LFX Workspace: Integrate burn.rs as a new WASI-NN backend
derekwin opened this issue · comments
Summary
Motivation
Burn.rs is a new comprehensive dynamic Deep Learning Framework built using Rust with extreme flexibility, compute efficiency and portability as its primary goals. The task of this project is to integrate burn.rs as a WASI-NN backend in the form of a plugin within wasmedge.
Details
Milestones:
-
The basics of Burn.rs: (week2)
- Dive into the wasi-nn wit (ref https://github.com/WebAssembly/wasi-nn).
- Design the structure of plugin project (ref https://github.com/derekwin/WasmEdge/tree/wasm-rustrs/plugins/wasmedge_rustls).
- Determining the burn.rs's core functions and data structures that need to be exposed. (https://github.com/tracel-ai/burn/tree/main/crates)
-
The basics of Burn.rs: (week3)
- Dive into the burn.rs.
- Dive into the wasmedge-wasi-nn (ref https://github.com/second-state/wasmedge-wasi-nn).
- Complete the structure of plugin project.
- Determining the burn.rs's backend mods that need to be exposed. (https://github.com/tracel-ai/burn/tree/main/crates)
-
Implement the detail of burn.rs plugin: (week4-8)
- Improve the structure of the project.
- Error types. (https://github.com/WebAssembly/wasi-nn/blob/main/wit/wasi-nn.wit)(https://github.com/tracel-ai/burn/blob/main/crates/burn-core/src/record/serde/error.rs)(https://github.com/tracel-ai/burn/blob/main/crates/burn-import/src/pytorch/error.rs)
- Implement the functions and data structures need be exposed.
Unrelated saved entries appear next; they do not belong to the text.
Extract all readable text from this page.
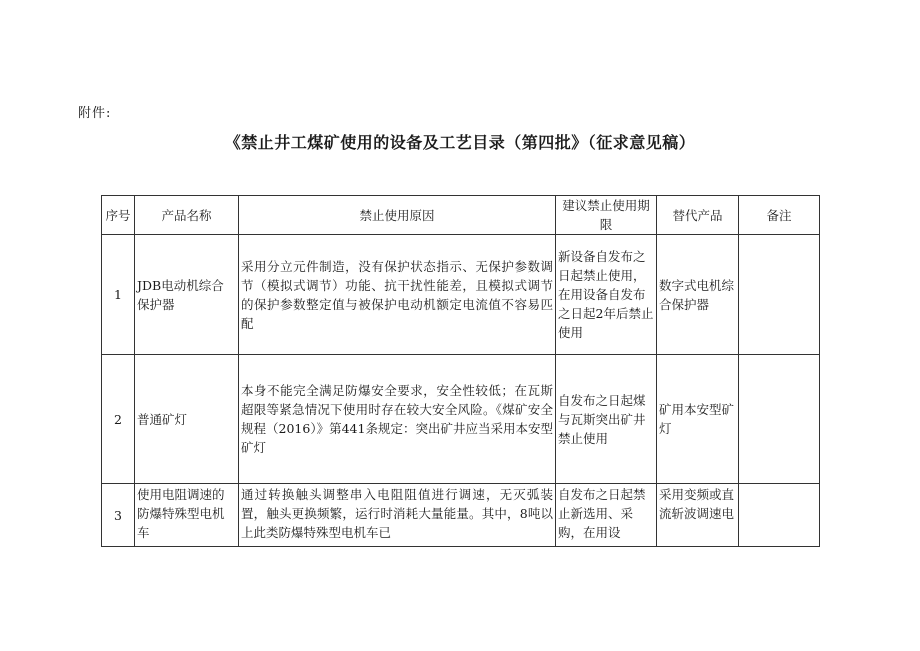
附件:
《禁止井工煤矿使用的设备及工艺目录（第四批》（征求意见稿）
序号	产品名称	禁止使用原因	建议禁止使用期限	替代产品	备注
1	JDB电动机综合保护器	采用分立元件制造，没有保护状态指示、无保护参数调节（模拟式调节）功能、抗干扰性能差，且模拟式调节的保护参数整定值与被保护电动机额定电流值不容易匹配	新设备自发布之日起禁止使用，在用设备自发布之日起2年后禁止使用	数字式电机综合保护器	
2	普通矿灯	本身不能完全满足防爆安全要求，安全性较低；在瓦斯超限等紧急情况下使用时存在较大安全风险。《煤矿安全规程（2016）》第441条规定：突出矿井应当采用本安型矿灯	自发布之日起煤与瓦斯突出矿井禁止使用	矿用本安型矿灯	
3	使用电阻调速的防爆特殊型电机车	通过转换触头调整串入电阻阻值进行调速，无灭弧装置，触头更换频繁，运行时消耗大量能量。其中，8吨以上此类防爆特殊型电机车已	自发布之日起禁止新选用、采购，在用设	采用变频或直流斩波调速电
- First, implement the core crate of burn.rs.
- Integrate different backends for burn.rs across several different time periods.
- Unit test
-
The Unit test and examples code: (weeks9-10)
- complete all test.
- Design and implement some usages examples.
-
Documents and Tutorials: (week11)
- Finish the documents and tutorials of this plugin.
-
1 week as buffer for unexpected delay.
Appendix
Please notice that we are using wasmedge-wasi-nn
, which is forked from wasi-nn
with some LLM-required extensions
You can focus on the original wasi-nn spec first because our modification extends the original spec. Once finishing the basic features, you can move forward to support the whole wasmedge-wasi-nn
extensions.
ok, i have added the wasmedge-wasi-nn to the plan.
week1 update:
After discussing with mentor, the following viewpoints were obtained:
- Plug-in development will only focus on inference.
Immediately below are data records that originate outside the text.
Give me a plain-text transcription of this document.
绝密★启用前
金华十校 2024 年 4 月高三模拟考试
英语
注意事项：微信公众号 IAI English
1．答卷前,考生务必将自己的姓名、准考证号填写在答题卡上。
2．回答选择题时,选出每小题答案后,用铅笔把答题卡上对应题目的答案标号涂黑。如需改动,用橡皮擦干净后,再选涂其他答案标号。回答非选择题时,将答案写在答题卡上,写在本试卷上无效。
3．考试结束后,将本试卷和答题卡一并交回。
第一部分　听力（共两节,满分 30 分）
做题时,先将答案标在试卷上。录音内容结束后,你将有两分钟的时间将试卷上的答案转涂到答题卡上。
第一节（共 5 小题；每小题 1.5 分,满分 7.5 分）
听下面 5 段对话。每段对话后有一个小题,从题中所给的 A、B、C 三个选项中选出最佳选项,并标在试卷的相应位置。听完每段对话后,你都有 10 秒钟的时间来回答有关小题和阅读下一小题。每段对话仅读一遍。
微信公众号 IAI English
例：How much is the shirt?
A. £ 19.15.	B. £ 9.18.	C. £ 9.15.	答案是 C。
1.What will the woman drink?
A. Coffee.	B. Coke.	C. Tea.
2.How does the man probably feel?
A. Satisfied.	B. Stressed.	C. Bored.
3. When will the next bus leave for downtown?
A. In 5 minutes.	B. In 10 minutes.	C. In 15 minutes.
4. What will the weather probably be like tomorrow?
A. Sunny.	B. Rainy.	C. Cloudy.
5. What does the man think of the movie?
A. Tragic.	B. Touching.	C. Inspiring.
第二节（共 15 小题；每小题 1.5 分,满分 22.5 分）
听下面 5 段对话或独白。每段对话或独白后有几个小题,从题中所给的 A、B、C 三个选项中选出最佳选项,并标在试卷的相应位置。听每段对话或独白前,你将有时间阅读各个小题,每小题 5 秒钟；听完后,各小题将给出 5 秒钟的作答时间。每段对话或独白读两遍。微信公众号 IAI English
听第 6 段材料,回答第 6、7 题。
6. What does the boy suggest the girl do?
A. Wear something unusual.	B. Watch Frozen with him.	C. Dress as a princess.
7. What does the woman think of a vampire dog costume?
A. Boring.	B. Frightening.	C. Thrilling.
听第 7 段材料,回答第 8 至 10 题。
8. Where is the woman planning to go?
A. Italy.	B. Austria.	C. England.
- Plug-in development don't need no_std, only support native platform.
- Plug-in development should focus on how to encapsulate the contents of burn.rs into the form required by wasmedge-wasi-nn
- burn.rs may have provided some similar data structures like wasi-nn.
week2 update:
- Conducted an in-depth study on the differences between wasi-nn and wasmedge-wasi-nn.
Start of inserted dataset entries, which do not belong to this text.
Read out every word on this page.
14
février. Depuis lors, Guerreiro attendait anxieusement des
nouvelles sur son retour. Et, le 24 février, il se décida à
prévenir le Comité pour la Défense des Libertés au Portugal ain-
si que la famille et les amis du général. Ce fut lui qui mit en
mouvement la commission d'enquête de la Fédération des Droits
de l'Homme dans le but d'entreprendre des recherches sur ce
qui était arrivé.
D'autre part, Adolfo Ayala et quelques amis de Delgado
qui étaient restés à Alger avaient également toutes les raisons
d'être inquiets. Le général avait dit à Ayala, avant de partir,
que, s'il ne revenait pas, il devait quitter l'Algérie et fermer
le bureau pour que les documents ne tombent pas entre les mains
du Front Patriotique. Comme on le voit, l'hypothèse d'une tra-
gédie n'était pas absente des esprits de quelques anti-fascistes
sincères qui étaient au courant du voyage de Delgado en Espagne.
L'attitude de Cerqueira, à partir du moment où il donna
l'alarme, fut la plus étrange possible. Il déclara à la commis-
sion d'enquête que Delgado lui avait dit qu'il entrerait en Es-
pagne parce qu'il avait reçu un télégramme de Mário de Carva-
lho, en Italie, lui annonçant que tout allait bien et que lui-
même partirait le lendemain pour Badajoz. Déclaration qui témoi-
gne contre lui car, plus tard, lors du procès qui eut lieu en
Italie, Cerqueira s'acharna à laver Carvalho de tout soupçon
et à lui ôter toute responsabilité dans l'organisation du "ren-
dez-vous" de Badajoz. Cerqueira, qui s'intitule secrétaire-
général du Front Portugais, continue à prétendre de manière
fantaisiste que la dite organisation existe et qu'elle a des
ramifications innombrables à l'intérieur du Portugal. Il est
- Essentially determined the division of mods.
- Basically confirmed the structure of plugin implementation.
- Sorted out the code logic of the relevant parts in burn.rs.
More details: https://zrsnlqw1xd.feishu.cn/docx/DOYodYbeSoMRuQx82YacWuUpnzc?from=from_copylink
week3&4 update:
- Constructed the initial framework for the plugin.
- At Wednesday's meeting, with the assistance of Hydai, clarified the use of 'loadbynamewithconfig' to address the multi-backend adaptation issue in Burn.
- The device will be also determined by metadata and auto.